There’s support for the western part of the North County Corridor to follow Kiernan Avenue, also known as state Highway 219, which is being widened east of Highway 99 in Salida. Here, in March 2013, is the finished intersection on Kiernan at Dale Road.
There’s support for the western part of the North County Corridor to follow Kiernan Avenue, also known as state Highway 219, which is being widened east of Highway 99 in Salida. Here, in March 2013, is the finished intersection on Kiernan at Dale Road. Modesto Bee

Another delay has stalled the unveiling of documents crucial to the North County Corridor, a future east-west expressway skirting Modesto, Riverbank and Oakdale.

A long-awaited draft environmental study – with loads of information on how the road could affect people, farms and other businesses – won’t be ready to circulate this month, as promised in September. It could become public in a couple months, under the most optimistic scenario.

The delay this time is blamed on state legislators’ failure to address transportation funding, a huge disappointment at the state Capitol last year.
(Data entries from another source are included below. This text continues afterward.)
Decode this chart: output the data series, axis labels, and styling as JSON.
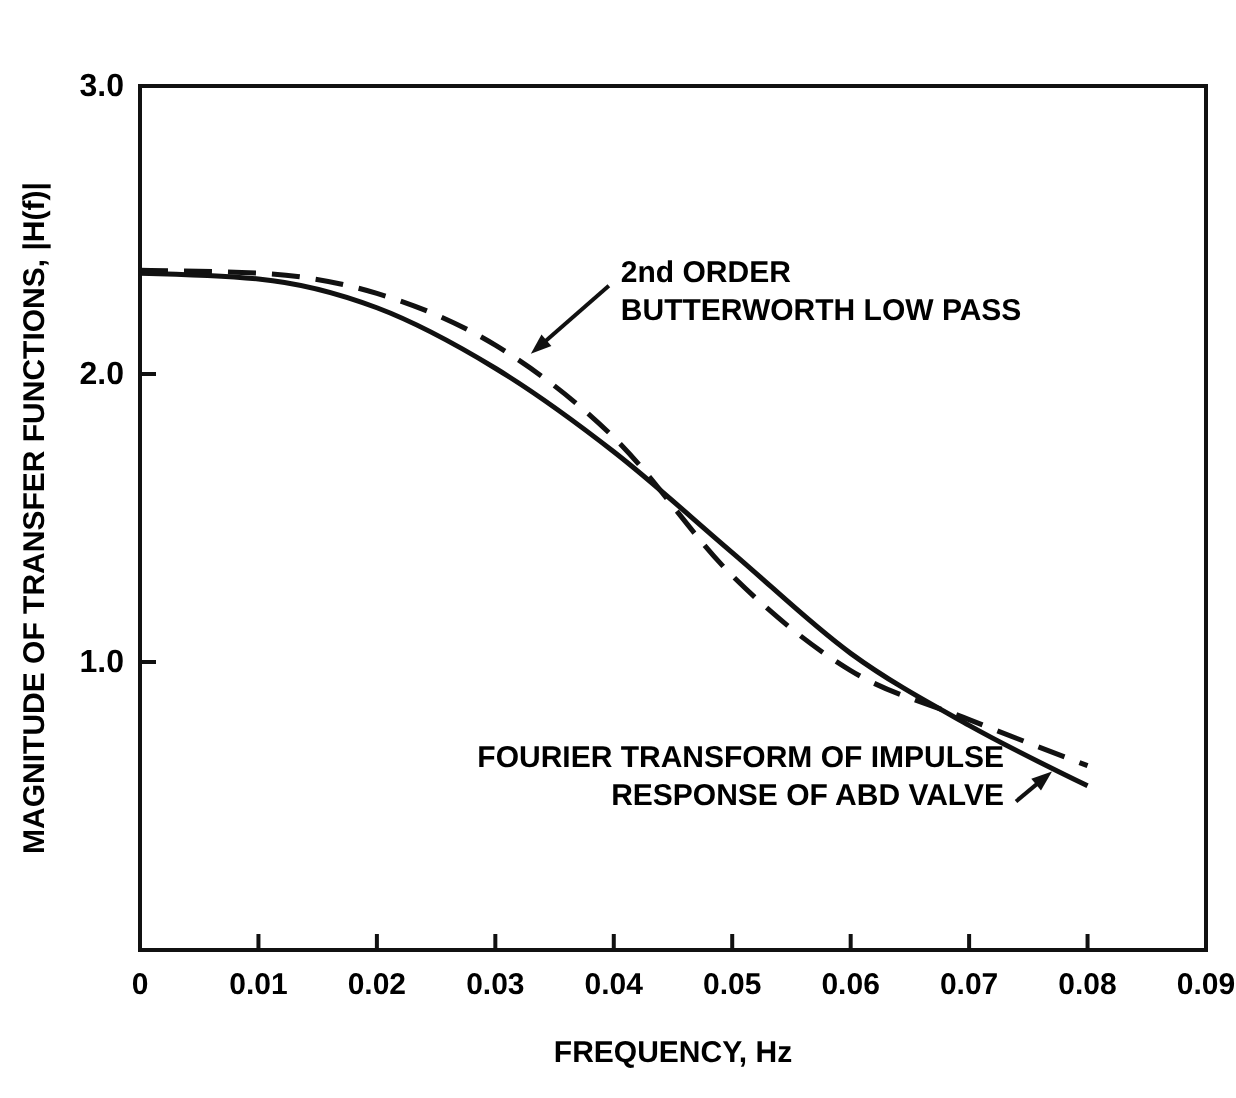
{
  "chart_data": {
    "type": "line",
    "xlabel": "FREQUENCY, Hz",
    "ylabel": "MAGNITUDE OF TRANSFER FUNCTIONS, |H(f)|",
    "xlim": [
      0,
      0.09
    ],
    "xticks": [
      {
        "value": 0,
        "label": "0"
      },
      0.01,
      0.02,
      0.03,
      0.04,
      0.05,
      0.06,
      0.07,
      0.08,
      0.09
    ],
    "ylim": [
      0,
      3
    ],
    "yticks": [
      {
        "value": 1,
        "label": "1.0"
      },
      {
        "value": 2,
        "label": "2.0"
      },
      {
        "value": 3,
        "label": "3.0"
      }
    ],
    "x": [
      0,
      0.01,
      0.02,
      0.03,
      0.04,
      0.05,
      0.06,
      0.07,
      0.08
    ],
    "series": [
      {
        "color": "#111111",
        "line_style": "solid",
        "values": [
          2.35,
          2.33,
          2.23,
          2.02,
          1.73,
          1.38,
          1.03,
          0.78,
          0.57
        ]
      },
      {
        "color": "#111111",
        "line_style": "dashed",
        "values": [
          2.36,
          2.35,
          2.28,
          2.1,
          1.78,
          1.3,
          0.97,
          0.8,
          0.64
        ]
      }
    ],
    "annotations": [
      {
        "text": "2nd ORDER\nBUTTERWORTH LOW PASS",
        "x": 0.033,
        "y": 2.07
      },
      {
        "text": "FOURIER TRANSFORM OF IMPULSE\nRESPONSE OF ABD  VALVE",
        "x": 0.077,
        "y": 0.62
      }
    ],
    "grid": false,
    "marker": "none"
  }
}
For 10 years, the state has assumed federal responsibility for environmental decisions affecting highway projects using at least some federal road money. The arrangement expired Jan. 1 and federal transportation officials don’t have a big enough staff to absorb those tasks, including final steps of reviewing the huge project in north Stanislaus County.

A comprehensive transportation package in Sacramento would have included renewal of the state and federal arrangement. But tricky politics doomed the package last year, hurting progress on the North County Corridor and other projects.

New legislation – Assembly Bill 28, co-authored by Sen. Cathleen Galgiani, D-Stockton – would fix the problem with environmental decisions. But that process won’t start rolling until next month, so local transportation officials postponed a meeting scheduled for Wednesday of the governing board for the North County Corridor, as well as a public hearing tentatively set for late February.

“At best, this will delay the release of our environmental document by a couple of months,” county Public Works Director Matt Machado said in a notice.

The study initially was promised in summer 2015 and has been delayed several times since for various reasons.

The 18-mile expressway would run from northeast Modesto to Highway 108 east of Oakdale, with freeway interchanges at McHenry Avenue, Coffee and Oakdale roads, and Roselle Avenue, and roundabouts on the east end. Final route selection is up to the California Department of Transportation, perhaps in 2018.

A bypass of Oakdale has been talked about for six decades. The latest version could cost $700 million.